The Demands of Music

The proliferation of classical music radio stations and resources on the Web has to be experienced to be believed. A visit to one blog which takes this development very seriously is On An Overgrown Path. Recently I posted a link to the Arnold Schoenberg Jukebox discovered by Bob Shingleton. Now on his blog, he considers the question: Is recorded classical music too cheap?

The whole of his post is well worth reading, as it raises many varied and fascinating questions about recorded music in general, and also draws attention to the relatively unnoticed but extraordinarily comprehensive Naxos Web Radio.
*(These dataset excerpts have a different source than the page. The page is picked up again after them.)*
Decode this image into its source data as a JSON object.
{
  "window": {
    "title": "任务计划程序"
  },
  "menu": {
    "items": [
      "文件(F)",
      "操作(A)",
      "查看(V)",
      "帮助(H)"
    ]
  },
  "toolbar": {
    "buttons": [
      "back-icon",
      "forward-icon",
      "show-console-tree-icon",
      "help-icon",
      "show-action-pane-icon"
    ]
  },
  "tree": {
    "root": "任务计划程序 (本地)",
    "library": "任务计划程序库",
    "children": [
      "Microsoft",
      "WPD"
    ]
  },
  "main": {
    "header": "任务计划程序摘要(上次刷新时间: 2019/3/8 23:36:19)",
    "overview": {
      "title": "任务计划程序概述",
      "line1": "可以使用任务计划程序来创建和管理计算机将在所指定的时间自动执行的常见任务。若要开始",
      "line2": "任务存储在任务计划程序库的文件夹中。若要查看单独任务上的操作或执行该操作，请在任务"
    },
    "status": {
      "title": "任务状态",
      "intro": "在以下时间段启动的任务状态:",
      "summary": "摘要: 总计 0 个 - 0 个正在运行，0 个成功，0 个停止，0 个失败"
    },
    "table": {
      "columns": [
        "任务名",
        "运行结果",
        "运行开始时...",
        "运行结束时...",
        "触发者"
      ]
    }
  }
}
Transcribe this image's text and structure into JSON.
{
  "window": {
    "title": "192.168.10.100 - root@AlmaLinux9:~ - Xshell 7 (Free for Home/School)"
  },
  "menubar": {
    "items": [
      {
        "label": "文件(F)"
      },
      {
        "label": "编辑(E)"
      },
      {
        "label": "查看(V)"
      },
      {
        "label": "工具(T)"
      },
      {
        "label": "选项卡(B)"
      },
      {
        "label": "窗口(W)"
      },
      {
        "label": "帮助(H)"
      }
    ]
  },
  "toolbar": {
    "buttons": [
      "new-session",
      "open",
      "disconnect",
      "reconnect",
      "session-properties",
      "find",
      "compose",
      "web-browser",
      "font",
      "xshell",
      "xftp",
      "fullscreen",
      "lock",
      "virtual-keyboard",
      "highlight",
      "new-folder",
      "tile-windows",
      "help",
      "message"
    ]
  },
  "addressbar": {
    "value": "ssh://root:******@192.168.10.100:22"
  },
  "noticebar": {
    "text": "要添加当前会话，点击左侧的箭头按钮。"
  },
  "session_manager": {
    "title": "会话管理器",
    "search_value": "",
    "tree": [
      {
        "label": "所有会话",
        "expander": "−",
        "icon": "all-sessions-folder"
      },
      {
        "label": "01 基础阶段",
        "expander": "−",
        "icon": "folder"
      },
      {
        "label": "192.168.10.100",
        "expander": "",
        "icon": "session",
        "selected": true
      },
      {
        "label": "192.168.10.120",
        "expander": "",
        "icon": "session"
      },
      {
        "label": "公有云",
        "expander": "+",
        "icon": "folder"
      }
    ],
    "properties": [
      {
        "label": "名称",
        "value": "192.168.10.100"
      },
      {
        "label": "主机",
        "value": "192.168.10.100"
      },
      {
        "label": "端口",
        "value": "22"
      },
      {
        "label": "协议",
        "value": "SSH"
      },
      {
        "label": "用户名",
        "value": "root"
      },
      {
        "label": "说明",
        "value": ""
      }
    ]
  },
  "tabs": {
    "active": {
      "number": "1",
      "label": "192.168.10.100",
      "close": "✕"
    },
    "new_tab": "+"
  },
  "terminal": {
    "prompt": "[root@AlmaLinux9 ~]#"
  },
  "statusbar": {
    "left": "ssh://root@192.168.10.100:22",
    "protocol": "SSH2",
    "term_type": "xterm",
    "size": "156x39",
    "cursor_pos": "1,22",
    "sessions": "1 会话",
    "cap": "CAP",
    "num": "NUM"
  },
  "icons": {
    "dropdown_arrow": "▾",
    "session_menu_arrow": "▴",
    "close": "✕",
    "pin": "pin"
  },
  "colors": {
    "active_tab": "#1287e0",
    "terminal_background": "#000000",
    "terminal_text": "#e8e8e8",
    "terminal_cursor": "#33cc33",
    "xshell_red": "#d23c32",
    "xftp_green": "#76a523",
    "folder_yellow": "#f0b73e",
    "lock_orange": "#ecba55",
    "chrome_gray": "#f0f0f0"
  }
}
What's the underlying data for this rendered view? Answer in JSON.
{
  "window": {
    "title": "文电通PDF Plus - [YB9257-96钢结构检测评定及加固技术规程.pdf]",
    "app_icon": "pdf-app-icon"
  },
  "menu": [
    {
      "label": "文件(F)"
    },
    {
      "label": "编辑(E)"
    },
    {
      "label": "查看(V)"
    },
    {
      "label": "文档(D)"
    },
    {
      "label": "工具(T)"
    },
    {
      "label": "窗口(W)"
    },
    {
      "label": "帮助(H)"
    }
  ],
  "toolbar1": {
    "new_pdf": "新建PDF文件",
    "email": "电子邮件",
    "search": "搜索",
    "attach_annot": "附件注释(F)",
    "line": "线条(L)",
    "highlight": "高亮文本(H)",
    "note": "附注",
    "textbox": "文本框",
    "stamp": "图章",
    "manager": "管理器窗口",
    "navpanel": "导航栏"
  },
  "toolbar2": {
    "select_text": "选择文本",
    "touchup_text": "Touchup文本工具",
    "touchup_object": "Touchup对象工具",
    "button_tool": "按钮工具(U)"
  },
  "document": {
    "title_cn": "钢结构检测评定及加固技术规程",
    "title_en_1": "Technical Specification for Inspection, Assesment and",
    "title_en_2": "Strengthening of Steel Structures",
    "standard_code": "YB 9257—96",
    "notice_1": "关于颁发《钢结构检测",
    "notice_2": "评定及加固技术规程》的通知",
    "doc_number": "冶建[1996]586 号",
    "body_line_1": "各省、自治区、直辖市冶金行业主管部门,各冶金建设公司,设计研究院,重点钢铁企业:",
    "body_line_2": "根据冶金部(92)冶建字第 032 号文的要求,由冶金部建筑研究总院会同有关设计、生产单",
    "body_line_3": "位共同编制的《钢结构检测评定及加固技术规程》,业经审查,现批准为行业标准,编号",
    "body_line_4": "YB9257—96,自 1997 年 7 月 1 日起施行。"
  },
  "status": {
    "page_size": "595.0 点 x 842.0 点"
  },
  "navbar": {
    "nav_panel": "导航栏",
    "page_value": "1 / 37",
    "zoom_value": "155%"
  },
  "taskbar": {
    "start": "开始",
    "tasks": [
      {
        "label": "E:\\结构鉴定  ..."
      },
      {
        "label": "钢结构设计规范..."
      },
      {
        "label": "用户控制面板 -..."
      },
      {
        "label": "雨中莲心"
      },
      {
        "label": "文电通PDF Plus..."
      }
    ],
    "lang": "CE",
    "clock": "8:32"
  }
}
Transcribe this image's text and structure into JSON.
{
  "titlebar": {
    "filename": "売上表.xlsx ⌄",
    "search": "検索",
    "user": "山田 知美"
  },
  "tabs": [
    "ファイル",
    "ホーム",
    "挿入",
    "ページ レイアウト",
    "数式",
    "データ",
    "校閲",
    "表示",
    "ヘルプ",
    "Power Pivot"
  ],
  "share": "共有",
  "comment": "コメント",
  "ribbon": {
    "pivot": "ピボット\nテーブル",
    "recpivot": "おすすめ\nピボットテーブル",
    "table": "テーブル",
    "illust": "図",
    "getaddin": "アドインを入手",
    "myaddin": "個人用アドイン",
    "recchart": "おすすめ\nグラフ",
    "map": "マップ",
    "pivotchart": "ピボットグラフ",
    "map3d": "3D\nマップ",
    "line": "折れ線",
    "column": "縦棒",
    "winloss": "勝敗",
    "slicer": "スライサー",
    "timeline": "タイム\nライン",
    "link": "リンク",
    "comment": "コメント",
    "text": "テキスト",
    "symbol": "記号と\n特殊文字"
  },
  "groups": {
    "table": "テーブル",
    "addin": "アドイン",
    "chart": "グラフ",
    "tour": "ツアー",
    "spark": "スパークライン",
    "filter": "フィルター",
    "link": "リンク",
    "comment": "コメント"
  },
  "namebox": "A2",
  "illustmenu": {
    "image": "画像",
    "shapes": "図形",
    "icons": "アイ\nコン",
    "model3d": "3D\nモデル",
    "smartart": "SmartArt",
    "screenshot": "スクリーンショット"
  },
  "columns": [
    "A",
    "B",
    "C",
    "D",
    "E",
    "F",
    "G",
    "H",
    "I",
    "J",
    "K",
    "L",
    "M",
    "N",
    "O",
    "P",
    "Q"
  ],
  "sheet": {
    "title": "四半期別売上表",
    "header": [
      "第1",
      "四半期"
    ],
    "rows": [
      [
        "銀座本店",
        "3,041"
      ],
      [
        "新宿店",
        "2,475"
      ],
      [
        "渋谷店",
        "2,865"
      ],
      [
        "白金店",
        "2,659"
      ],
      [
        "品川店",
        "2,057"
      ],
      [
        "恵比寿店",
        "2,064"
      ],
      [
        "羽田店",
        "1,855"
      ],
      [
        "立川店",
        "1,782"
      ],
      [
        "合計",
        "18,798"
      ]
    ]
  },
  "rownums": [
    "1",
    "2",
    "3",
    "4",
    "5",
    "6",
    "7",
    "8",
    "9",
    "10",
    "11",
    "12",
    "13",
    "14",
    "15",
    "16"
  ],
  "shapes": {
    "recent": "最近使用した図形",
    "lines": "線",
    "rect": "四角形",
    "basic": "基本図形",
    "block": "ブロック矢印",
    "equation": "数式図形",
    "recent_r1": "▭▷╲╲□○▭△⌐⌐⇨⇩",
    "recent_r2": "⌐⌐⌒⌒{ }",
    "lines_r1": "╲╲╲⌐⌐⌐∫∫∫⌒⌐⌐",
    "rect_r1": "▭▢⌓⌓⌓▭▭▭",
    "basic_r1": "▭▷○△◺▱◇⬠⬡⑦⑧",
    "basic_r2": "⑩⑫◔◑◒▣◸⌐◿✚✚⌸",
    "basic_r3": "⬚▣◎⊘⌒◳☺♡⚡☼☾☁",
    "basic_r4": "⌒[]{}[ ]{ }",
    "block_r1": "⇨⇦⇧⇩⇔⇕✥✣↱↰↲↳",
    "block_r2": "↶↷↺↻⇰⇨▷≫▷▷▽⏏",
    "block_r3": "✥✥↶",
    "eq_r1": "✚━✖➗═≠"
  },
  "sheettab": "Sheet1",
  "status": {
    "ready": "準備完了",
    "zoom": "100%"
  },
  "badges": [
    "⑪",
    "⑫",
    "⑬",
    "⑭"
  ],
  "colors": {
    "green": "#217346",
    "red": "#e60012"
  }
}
I'm particularly taken by a quote from the composer Benjamin Britten, cited in the post. Long before the advent of Internet classical music radio, Britten was pointing to the dangers inherent in recorded music:
Anyone, anywhere, at any time can listen to the B minor Mass upon one condition only - that they possess a machine. No qualification is required of any sort - faith, virtue, education, experience, age. Music is now free for all. If I say the loudspeaker is the principal enemy of music, I don't mean that I am not grateful to it as a means of education or study, or as an evoker of memories. But it is not part of true musical experience. Regarded as such it is simply a substitute, and dangerous because deluding. Music demands more from a listener than simply the possession of a tape-machine or a transistor radio. It demands some preparation, some effort, a journey to a special place, saving up for a ticket, some homework on the programme perhaps, some clarification of the ears and sharpening of the instincts. It demands as much effort on the listener's part as the other two corners of the triangle, this holy triangle of composer, performer and listener.